Increases by the last Conservative government to employer contributions to the pay-as-you-go Teachers’ Pension Scheme – the vast majority of the larger, more established independent schools have been part of it – hit private schools hard, while the state sector was compensated.

This hidden Tory imposition was in fact almost as significant as Labour’s VAT raid. Employment costs rose by over 12pc, leading to consequential fee hikes. Reeves’s exact VAT ruse was floated by Tory eminence grise Michael Gove in a rival newspaper in 2017, when he was briefly relegated to the backbenches.

But now the Conservatives are loud and proud in their support of parental choice, they could do better at the next election than simply saying they will reverse Labour’s vengeful levy.

They could reclaim an idea extolled by Milton Friedman and favoured by Margaret Thatcher, but shelved for being too radical – the education voucher.
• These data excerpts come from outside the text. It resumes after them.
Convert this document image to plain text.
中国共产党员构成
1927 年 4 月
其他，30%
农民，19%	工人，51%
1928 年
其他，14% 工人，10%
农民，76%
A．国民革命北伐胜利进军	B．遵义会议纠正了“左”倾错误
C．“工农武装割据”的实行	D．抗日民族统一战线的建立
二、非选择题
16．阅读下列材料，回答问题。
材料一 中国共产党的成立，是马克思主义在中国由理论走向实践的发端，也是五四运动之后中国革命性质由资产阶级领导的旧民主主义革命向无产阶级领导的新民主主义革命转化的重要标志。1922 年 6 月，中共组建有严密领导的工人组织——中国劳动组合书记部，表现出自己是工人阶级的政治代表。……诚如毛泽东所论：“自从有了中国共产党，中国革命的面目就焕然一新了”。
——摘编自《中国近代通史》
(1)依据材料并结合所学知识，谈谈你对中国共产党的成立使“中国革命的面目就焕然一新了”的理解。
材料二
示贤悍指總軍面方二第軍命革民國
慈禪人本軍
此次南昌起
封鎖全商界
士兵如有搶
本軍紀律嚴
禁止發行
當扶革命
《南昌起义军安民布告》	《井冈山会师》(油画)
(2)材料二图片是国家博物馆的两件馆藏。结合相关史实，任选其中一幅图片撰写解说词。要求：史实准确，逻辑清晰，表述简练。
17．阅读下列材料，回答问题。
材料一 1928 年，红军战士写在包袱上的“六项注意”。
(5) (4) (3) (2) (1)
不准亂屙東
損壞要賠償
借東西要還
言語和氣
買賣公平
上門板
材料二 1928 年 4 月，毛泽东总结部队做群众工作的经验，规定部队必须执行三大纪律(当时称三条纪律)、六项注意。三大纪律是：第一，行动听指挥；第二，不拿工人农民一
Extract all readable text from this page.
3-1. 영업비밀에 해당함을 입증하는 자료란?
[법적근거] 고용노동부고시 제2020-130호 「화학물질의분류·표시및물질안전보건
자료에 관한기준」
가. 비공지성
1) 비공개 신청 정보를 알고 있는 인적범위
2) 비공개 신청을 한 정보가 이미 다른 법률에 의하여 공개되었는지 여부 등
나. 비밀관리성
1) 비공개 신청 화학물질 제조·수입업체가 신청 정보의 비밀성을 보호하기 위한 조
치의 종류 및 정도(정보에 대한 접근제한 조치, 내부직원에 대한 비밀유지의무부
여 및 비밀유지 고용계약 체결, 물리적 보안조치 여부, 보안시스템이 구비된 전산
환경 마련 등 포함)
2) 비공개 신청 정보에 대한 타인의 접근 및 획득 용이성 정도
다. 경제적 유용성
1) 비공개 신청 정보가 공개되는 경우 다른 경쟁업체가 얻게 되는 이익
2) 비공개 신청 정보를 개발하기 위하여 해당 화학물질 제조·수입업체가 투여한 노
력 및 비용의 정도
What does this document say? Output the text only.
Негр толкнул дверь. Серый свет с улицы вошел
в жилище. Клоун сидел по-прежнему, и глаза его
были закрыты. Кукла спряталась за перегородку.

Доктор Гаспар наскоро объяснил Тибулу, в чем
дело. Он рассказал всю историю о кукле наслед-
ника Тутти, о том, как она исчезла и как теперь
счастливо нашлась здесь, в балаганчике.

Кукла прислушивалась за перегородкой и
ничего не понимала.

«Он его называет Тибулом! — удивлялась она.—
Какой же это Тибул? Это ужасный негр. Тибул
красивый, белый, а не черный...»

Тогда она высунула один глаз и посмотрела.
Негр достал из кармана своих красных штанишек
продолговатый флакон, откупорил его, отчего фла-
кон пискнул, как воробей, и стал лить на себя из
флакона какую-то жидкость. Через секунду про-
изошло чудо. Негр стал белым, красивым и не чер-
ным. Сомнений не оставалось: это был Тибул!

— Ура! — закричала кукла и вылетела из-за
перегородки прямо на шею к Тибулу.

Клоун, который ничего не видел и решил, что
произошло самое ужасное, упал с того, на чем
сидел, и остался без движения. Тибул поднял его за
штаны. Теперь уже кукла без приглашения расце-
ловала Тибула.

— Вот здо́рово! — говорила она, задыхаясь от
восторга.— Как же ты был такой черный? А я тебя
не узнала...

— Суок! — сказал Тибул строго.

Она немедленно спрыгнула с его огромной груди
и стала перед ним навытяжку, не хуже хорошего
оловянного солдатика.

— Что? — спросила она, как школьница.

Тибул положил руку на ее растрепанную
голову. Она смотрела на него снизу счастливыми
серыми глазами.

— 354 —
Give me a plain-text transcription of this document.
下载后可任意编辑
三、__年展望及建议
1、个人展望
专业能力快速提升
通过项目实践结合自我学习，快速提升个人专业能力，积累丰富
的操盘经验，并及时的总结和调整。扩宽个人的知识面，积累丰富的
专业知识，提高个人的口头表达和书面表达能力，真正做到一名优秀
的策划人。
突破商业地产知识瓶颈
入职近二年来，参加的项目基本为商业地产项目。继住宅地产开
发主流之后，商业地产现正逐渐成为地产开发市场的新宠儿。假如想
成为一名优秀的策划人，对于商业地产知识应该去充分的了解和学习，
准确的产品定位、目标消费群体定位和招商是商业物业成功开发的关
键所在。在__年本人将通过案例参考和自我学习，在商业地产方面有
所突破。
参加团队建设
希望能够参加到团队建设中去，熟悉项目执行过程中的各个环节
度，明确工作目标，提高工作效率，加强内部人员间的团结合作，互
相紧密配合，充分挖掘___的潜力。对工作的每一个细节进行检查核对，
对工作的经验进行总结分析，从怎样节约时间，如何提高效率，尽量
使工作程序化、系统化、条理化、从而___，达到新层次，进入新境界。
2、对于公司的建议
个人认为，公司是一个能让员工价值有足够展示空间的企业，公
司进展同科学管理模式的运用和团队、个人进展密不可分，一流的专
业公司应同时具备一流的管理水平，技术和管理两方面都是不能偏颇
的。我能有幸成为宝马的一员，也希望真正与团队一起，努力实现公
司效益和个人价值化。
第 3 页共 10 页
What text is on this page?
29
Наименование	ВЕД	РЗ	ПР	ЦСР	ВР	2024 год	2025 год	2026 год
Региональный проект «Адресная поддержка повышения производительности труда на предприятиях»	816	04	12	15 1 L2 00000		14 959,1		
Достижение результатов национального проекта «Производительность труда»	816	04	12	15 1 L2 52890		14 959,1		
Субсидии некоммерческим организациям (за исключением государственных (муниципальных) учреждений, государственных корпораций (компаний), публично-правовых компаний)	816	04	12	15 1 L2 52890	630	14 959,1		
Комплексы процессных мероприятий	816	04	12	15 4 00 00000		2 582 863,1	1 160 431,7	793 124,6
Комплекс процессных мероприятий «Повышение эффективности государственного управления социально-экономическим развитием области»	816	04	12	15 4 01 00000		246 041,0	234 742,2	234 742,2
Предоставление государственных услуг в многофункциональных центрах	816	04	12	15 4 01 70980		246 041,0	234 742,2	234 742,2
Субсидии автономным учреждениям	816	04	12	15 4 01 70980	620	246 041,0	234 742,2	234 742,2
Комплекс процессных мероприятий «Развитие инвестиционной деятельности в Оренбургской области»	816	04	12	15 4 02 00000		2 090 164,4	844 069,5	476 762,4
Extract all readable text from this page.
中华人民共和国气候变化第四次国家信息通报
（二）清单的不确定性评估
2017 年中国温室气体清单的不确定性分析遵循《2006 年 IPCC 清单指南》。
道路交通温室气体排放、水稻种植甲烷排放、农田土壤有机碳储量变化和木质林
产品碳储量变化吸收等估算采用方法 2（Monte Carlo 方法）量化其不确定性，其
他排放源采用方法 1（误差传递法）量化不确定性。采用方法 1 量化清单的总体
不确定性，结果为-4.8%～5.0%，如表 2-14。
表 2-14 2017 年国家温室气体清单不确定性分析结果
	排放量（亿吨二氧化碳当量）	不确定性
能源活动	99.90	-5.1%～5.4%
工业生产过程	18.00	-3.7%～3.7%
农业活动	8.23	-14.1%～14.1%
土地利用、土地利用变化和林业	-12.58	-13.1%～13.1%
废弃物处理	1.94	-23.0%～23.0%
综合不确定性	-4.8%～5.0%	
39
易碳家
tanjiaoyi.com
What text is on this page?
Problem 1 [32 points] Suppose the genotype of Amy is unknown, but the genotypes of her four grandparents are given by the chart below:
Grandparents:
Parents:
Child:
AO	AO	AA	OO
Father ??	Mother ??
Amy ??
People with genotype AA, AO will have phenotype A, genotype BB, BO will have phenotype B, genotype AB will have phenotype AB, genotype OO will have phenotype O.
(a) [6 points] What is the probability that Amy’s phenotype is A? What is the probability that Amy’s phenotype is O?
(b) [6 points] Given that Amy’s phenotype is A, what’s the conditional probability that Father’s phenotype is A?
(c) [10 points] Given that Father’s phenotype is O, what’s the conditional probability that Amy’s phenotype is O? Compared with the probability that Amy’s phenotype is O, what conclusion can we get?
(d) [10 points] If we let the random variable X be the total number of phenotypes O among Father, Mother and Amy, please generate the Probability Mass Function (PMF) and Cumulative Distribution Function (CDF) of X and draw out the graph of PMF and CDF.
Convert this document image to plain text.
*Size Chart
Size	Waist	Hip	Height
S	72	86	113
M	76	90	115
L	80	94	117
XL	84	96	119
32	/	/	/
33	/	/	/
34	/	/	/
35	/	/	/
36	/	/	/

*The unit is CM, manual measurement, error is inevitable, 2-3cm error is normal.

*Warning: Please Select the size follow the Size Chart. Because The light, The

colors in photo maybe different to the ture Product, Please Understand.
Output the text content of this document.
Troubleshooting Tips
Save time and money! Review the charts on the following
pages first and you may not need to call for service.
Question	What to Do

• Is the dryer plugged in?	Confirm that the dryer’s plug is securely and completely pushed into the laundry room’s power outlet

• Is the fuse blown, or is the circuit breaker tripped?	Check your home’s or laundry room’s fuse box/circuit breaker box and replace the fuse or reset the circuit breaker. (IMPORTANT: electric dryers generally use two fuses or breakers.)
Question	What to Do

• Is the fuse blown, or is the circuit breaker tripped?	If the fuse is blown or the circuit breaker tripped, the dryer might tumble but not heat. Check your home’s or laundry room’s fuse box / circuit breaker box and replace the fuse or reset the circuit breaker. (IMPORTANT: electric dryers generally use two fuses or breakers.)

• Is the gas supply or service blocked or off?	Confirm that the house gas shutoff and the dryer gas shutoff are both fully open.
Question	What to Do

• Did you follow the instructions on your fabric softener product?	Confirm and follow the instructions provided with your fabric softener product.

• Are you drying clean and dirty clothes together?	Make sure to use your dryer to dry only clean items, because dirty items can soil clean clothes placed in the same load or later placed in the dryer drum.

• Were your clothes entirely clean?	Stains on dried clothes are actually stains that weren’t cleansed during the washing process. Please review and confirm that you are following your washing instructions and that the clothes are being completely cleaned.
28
And they may even find the policy remarkably popular.

In England this year, the spending per child at a state school stands at £7,690 – it is slightly higher in Wales, and is more than £8,500 in Scotland. What if parents could choose to take this money and spend it with any provider of their choice?

It will clearly not come close to covering the fees of most independent schools – fees at London secondary day schools are around £8,000 per term and above, £24,000 per year plus. But it would mean many more parents could consider the option. The middle classes would get something back for their taxes.

Some past advocates of vouchers have squeamishly suggested that they should not be topped up, but this rather defeats their purpose. Some vouchers will of course go to those who do not need them, but so what?

They are paying enough as it is. Tories should be concerned about the aspirational whose opportunities have thus been expanded.

The policy would have one other major attraction. Critics of Britain’s public school scene argue with some justification that this market has become rather ossified and that many providers are inefficient.

Traditionally independent schools have either operated as self-perpetuating charitable trusts, true of all the renowned public schools, or as owner-operated ventures, true for many prep schools. Great results have ensued, but these are not always the most dynamic of structures.

In more recent years, corporate entities have started entering the private school scene. Most are still operating at the traditional, high-cost model. But the introduction of education vouchers would surely result in many more such entrants into the market.

Low-cost providers would directly compete with the state in offering education at the cover price of the voucher or with a modest supplement of a few thousand pounds.

Independent education could really become an option for the many, not the few. If Kemi Badenoch was the Tory prime minister to achieve this, she would have instantly ensured that she would have a legacy to be proud of and generations of parents would be grateful for.